I'm curious to hear what application you have in mind for Alignment in LotFP that "no one does". I certainly don't treat it the way I was taught to see Alignment in TSR days, but because it's mechanical features relate to Cleric and Magic-User magic (and other unnatural stuff from other planes), we can have a lot of mundane adventuring without interacting with Alignment.
My allusion to “no one does”
My allusion to "no one does" concerns playing LotFP alignment completely as a DM device toward creating situations and responses, rather aggressively. The cosmos is just itching for a locus of its purpose, and it is prone to "weak spots" concerrning its integrity and meaning, and both are potentially walking about in the form of unwitting player-adventurers.
As you rightly said, its only concern for players is that they designated it at the beginning (and were willing to bear the consequences). It doesn't represent character outlook at all, but instead the cosmos' view of the character.
So … "no one?" Maybe not no one, as I haven't observed each and every game played using the system, but I've certainly observed no practical mention of its alignment rules, have observed players gobsmacked by my using them during play (they could not shake the notion that it's a character ideology), and have ruefully observed more than one statement that since Lamentations is OSR, and OSR is D&D, that everything in it is "pretty much" like any and all other designated OSR games.
(Cue dutiful repetition of how great D&D is because "you can do anything with it," but I digress.)
In other words, I've observed plenty of basic ignorance of what the Lamentations alignment rules even say let alone practical knowledge of their use. I'm delighted that you were using them.
You're right that if every player-character were Neutral in terms of that game, alignment would be a non-issue … meaning that anyone could believe or do anything, even fanatically according to some ideology/morality, and the cosmos wouldn't care.
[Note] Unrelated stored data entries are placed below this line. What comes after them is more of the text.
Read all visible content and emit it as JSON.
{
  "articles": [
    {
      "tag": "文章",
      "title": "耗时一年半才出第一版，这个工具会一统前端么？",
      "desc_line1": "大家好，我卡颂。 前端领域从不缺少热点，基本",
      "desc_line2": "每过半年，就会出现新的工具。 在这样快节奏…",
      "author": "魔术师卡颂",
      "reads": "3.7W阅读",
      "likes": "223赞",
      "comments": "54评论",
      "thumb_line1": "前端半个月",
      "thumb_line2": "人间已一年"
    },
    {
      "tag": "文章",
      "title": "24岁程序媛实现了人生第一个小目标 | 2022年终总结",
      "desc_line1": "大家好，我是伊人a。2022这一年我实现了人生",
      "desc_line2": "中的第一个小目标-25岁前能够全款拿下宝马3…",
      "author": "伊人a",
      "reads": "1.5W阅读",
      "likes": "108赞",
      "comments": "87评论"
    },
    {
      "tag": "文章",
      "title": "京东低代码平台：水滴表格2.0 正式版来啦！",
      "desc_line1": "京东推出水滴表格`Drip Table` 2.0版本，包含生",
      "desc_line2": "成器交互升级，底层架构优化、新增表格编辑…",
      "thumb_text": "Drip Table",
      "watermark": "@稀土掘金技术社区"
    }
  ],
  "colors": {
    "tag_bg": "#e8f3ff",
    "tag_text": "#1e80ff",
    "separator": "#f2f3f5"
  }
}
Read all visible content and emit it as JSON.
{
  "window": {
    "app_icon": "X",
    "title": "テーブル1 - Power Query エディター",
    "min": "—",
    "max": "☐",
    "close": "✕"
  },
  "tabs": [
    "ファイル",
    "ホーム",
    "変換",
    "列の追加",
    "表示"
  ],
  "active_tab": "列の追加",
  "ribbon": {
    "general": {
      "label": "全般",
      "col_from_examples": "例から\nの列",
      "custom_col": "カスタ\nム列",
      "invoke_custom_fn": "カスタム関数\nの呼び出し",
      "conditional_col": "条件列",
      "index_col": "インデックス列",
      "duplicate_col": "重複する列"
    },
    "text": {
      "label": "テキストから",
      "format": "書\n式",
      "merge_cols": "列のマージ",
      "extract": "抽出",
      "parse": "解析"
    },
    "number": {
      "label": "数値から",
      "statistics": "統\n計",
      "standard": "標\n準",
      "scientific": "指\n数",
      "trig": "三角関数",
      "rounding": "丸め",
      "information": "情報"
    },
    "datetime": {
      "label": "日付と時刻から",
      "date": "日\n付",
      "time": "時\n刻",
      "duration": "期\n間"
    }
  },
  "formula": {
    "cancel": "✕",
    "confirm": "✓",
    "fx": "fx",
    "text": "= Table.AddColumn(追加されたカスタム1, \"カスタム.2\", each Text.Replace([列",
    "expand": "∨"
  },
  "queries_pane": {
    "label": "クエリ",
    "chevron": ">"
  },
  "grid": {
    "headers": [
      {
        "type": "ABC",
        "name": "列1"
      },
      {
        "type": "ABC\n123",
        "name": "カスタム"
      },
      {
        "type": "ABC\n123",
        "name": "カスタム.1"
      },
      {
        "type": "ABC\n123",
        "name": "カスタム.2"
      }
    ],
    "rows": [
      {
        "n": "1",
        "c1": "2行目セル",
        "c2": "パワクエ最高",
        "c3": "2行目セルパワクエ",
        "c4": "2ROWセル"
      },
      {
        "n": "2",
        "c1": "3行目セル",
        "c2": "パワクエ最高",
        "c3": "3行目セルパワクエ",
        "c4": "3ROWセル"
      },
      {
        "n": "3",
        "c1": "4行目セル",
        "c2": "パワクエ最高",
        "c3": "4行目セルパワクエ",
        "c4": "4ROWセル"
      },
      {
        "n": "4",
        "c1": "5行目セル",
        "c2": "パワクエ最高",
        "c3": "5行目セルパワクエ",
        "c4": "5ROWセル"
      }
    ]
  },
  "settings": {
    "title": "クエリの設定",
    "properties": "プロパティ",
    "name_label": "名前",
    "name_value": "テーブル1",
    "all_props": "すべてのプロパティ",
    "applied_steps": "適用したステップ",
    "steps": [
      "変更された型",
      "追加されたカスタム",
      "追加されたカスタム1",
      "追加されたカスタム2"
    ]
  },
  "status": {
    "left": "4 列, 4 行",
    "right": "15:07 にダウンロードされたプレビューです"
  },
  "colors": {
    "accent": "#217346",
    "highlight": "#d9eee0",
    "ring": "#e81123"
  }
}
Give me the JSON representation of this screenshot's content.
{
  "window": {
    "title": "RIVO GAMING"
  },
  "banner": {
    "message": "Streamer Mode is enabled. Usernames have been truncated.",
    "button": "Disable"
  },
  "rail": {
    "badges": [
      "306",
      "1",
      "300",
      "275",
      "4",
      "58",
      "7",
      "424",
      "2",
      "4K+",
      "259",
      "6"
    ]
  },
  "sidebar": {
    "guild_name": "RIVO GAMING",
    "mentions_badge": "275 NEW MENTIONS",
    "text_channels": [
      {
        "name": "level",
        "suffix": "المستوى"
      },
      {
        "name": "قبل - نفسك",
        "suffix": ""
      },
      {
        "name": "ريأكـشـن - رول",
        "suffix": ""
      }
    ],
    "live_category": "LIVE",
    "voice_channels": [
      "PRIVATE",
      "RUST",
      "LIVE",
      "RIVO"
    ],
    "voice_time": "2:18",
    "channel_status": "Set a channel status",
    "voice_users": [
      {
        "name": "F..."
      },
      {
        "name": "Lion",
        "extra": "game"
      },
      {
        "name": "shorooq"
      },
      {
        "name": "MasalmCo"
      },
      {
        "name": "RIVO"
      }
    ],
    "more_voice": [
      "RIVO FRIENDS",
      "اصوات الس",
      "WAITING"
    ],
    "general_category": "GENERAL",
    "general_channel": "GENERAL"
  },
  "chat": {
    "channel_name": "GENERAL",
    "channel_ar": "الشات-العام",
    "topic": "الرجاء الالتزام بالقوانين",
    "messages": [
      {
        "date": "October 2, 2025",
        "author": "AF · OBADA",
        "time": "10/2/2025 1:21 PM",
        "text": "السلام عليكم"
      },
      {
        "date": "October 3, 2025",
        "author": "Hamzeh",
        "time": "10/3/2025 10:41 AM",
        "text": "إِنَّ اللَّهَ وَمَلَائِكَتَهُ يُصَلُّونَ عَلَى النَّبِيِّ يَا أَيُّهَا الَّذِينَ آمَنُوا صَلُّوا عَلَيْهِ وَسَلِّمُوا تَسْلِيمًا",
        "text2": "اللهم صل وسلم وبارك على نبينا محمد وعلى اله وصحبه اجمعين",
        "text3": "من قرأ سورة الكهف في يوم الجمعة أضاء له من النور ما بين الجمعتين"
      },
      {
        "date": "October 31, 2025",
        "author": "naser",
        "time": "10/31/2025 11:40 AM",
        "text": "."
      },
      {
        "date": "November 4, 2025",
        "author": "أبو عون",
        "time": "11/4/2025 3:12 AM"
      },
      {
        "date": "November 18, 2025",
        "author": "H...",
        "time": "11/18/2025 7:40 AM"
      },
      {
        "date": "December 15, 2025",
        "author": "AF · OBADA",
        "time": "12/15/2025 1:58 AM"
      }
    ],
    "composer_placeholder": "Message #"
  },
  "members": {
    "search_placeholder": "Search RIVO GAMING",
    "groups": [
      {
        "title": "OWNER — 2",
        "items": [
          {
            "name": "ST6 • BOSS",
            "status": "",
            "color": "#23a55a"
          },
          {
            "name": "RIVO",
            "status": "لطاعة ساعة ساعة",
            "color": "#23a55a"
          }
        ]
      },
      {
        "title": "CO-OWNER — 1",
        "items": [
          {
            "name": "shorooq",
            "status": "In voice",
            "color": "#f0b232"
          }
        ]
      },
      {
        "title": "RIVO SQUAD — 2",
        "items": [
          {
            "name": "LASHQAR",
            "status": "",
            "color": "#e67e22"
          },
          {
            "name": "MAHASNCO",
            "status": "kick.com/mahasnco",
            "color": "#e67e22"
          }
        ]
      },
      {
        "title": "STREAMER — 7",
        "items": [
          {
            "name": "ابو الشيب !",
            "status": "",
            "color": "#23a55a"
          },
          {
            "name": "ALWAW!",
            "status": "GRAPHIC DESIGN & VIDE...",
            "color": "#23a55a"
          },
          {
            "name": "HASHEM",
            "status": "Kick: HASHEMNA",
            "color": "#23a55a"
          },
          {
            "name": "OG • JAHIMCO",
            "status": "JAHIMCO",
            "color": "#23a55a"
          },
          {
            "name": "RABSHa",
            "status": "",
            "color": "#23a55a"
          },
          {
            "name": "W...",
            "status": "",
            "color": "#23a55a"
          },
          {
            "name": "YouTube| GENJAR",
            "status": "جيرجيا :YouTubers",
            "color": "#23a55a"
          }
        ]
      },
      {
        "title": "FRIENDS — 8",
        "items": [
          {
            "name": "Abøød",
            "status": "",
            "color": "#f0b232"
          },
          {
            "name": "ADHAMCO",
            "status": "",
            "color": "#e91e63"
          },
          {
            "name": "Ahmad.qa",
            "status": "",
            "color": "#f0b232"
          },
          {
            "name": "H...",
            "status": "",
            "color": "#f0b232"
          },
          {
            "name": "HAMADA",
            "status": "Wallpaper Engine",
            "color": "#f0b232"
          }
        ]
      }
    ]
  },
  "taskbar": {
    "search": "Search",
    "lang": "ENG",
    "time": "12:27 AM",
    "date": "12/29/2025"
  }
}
It would also mean everyone was a fighter or specialist, as wizards must be Chaotic and clerics must be Lawful.
I confess I would find such play abysmally uninteresting, as the interplay among wizardry (specifically the Summoning spell), Chaos, and whatever it was the actual wizard actually wanted to do are just about exactly what I want to play the game for, on either side of the table. And I would dearly love, one day, to see the personal interactions between a cleric and wizard develop entirely sensibly and dramatically based on what they wanted and did as persons, even as the cosmic interactions and oppositions cannon-balling at them and everyone who adventures with them underwent their own developments and consequences.
We should talk more about alignment in 4E in some other conversation. Our recent review session of our Barbaric Psychedelic game might be a good place, if you want to start it there; my summary of its meaning for the players is in the document I attached to the post.
I have only my own play
I have only my own play experience to go by, and the few LotFP play reports I've read. Based on the other play reports I've seen, it's not obvious to me that other people are unpacking the implications of the game's interesting take on Alignment. Based on my own experience, it's something I enjoy hitting.
But this is my first LotFP game that has gone more than 2 sessions. I think we'll see more of the implications of Alignment unfold over time. As the GM, I see myself going there with subtle steps right now. I can imagine that snowballing slowly over time, unless the players accelerate it. With the Planets Collide crew, I would count on them doing so. With the slightly different lineup of players in this game, I'm not sure what they will do.